Por sua vez, os opositores dessa política expansionista praticada pelo executivo federal, embora concordem parcialmente com os avanços relativos ao ensino, afirmam que a qualidade no sistema educacional federal tem piorado gradativamente. Segundo os seguidores dessa vertente, o ingresso de estudantes aumentou, mas não se consegue garantir um ensino profundo que lhes possibilite as ferramentas necessárias para que realizem pesquisas de ponta.
No tocante específico à extensão, continuam eles, houve uma piora considerável, principalmente no que diz respeito aos investimentos e infraestrutura para a pesquisa. O sistema legal tem priorizado o ensino e olvidado a pesquisa e a extensão. Alegam que as Universidades e os Institutos Federais transformaram-se em “escolões”. E que, graças a isso, as universidades brasileiras aparecem mal colocadas nos rankings internacionais de avaliação, excetuando-se uma ou outra de grande envergadura.

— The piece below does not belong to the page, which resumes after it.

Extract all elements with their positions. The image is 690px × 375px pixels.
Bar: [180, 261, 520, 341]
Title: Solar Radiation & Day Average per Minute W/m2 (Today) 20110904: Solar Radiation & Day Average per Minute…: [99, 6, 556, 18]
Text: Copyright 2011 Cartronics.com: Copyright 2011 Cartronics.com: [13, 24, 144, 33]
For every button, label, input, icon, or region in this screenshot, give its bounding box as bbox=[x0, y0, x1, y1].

Na UNIR, a questão da pesquisa e extensão também gera conflitos. Há, aparentemente, poucas pesquisas e os cursos de extensão parecem não suprir as necessidades acadêmicas e sociais. Docentes, técnicos e acadêmicos afirmam que a causa desse fenômeno está na forma como o sistema legal federal e as distintas normas internas que regem a UNIR se concretizam na prática. Tais docentes dizem que há recursos para pesquisa e extensão, no entanto o conflito entre as normas terminam por gerar um sistema burocrático lento, o qual impede que os recursos sejam usados tempestivamente. No entanto, um grupo mais crítico afirma que tal conflito entre normas é proposital, pois o poder público não quer uma universidade de qualidade e com poder suficiente para lhe questionar.

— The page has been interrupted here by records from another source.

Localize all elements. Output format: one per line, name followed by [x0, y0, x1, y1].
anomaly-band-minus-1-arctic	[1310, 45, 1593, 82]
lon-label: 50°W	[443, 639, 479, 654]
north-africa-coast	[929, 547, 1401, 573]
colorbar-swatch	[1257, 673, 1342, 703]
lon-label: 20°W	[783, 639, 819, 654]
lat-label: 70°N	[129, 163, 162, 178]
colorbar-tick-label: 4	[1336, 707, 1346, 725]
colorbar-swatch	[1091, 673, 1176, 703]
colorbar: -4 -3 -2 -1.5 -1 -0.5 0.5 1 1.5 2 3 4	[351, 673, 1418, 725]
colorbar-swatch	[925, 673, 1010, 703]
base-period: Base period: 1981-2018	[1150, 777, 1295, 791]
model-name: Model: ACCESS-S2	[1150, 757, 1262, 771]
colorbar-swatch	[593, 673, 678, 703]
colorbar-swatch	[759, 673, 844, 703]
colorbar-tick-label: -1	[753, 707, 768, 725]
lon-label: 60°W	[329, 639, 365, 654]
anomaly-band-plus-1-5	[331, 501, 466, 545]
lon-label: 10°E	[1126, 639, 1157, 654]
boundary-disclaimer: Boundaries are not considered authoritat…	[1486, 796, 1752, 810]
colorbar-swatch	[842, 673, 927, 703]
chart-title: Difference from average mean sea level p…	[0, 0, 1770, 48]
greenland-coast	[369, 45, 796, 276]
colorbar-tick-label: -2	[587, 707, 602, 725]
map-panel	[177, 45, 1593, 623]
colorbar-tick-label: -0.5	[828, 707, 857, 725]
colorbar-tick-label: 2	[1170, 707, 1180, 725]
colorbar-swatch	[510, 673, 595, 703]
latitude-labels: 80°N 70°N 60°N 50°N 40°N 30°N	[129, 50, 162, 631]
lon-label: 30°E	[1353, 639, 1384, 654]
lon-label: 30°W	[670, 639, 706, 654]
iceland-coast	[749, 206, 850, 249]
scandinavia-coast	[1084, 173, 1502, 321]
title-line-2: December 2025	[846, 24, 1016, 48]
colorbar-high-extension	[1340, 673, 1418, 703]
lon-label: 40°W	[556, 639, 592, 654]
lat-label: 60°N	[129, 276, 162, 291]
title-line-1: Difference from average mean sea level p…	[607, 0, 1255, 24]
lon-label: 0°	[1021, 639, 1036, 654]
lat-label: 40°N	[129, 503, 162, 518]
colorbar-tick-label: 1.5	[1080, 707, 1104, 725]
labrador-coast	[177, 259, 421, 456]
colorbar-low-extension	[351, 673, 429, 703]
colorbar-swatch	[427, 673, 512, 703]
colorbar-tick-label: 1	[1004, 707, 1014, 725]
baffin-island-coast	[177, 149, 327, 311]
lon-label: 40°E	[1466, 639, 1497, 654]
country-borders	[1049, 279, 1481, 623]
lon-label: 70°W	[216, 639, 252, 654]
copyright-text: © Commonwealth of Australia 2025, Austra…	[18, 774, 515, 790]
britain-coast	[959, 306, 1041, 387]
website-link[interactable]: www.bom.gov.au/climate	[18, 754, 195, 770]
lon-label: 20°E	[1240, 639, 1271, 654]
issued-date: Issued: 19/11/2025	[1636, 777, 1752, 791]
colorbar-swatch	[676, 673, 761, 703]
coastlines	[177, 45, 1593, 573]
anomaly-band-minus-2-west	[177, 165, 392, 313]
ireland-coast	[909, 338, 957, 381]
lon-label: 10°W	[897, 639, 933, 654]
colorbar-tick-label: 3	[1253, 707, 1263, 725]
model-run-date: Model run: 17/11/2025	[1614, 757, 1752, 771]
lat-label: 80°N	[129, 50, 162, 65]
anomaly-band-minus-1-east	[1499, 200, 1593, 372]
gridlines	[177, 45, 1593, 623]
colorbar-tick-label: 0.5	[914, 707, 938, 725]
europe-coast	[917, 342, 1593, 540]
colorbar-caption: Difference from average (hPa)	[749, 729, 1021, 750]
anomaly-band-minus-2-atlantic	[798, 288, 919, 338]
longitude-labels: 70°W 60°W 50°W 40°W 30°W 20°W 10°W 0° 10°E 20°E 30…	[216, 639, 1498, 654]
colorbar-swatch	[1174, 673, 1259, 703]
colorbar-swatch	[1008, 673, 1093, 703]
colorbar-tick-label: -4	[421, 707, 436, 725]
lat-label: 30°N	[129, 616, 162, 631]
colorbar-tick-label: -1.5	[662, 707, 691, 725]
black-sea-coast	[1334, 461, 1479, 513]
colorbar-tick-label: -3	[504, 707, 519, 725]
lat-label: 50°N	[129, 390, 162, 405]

Entender o que de fato ocorre nessa relação entre o sistema legal que rege o ensino superior e os entraves à pesquisa e à extensão existentes na UNIR é relevante para que a comunidade acadêmica possa ter ferramentas para superar os entraves à pesquisa e à extensão de qualidade. Daí a importância deste trabalho, afinal foca justamente em um dos temas mais complexos e preocupantes relativos às universidades públicas, pois para que se possa uma instituição de ensino ter esse título não basta apenas ter uma universalização do ingresso ou das distintas ciências, mas fazer com que o conhecimento seja elevado e que este se transforme em benefícios à comunidade, e isso é impossível se não houver pesquisa e extensão eficazes.